Ed also can take sorrow out of the widows and mourning girlfriends of these players by placing his hands over their bellybutton. There he sucks out the sorrow by a method he developed hanging out in an Albuquerque YMCA.

Beating Ed Hochuli in a game of "Mortal Combat 3" is the only 100 percent effective and Food and Drug Administration approved cure for herpes.

Sometimes when Hochuli gets angry, he hands out holding penalties to the entire world. This is what is known as having a bad day. They happen to all of us, and the only way to avoid them is to be Ed Hochuli.

Ed Hochuli defines masculinity. He was a man before he was born, and was already building his legacy by the time that chump Chuck Norris got a bunch of Ivy Leaguers to kiss his ass.

Ed Hochuli makes the guy from the Dos Equis commercials look like a punk-ass.

Hochuli wears the number 85 on his referee jersey because that is the approximate circumference, in inches, of each of his biceps. No one knows what the circumference is for sure because every tape measurer that has been wrapped around his arms has exploded due to tension.
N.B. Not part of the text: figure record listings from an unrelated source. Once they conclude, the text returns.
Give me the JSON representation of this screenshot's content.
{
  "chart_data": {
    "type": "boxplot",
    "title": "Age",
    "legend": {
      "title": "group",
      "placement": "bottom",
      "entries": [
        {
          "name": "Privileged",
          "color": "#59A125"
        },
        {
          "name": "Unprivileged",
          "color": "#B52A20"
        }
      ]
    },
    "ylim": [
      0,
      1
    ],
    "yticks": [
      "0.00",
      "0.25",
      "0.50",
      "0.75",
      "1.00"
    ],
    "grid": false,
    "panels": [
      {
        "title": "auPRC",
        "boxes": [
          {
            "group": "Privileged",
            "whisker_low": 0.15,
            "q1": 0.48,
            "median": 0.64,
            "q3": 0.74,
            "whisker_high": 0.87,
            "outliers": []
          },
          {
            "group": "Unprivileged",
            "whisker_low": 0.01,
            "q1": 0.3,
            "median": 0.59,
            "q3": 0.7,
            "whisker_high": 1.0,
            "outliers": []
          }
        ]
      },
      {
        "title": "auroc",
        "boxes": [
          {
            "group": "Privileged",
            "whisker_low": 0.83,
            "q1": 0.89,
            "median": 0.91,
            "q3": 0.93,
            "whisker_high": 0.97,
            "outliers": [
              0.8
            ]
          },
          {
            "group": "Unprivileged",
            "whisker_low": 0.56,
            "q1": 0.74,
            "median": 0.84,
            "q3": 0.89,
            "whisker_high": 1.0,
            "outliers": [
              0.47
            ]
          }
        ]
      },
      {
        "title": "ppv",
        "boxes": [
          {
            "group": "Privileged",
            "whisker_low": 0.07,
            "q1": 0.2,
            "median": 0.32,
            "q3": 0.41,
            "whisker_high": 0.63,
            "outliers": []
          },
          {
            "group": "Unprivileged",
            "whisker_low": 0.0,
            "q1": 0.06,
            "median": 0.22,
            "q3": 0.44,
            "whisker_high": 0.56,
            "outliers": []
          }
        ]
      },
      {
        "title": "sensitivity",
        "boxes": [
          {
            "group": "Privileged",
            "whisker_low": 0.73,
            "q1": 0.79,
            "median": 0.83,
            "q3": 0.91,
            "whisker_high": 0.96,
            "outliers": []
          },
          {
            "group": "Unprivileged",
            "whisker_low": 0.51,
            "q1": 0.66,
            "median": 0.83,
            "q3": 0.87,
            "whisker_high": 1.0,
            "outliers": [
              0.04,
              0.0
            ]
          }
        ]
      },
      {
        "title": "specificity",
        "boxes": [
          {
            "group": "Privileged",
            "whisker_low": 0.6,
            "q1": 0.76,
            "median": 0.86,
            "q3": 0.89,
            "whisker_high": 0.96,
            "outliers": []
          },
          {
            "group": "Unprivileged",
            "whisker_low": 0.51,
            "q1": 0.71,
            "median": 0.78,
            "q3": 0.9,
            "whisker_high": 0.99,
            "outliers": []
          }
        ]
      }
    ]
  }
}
Manly tension.

It is also coincidental that Ed Hochuli wears 85 on the back of his uniform, because that is the exact number of people he has killed by accidentally touching them.

Sometimes, for no apparent reason, Hochuli emits lasers from the palms of his hands.

Then again, with Ed Hochuli, everything happens for a reason. So we should all fear the lasers. And henceforth Ed Hochuli.

He is fear itself, and that is an automatic first down.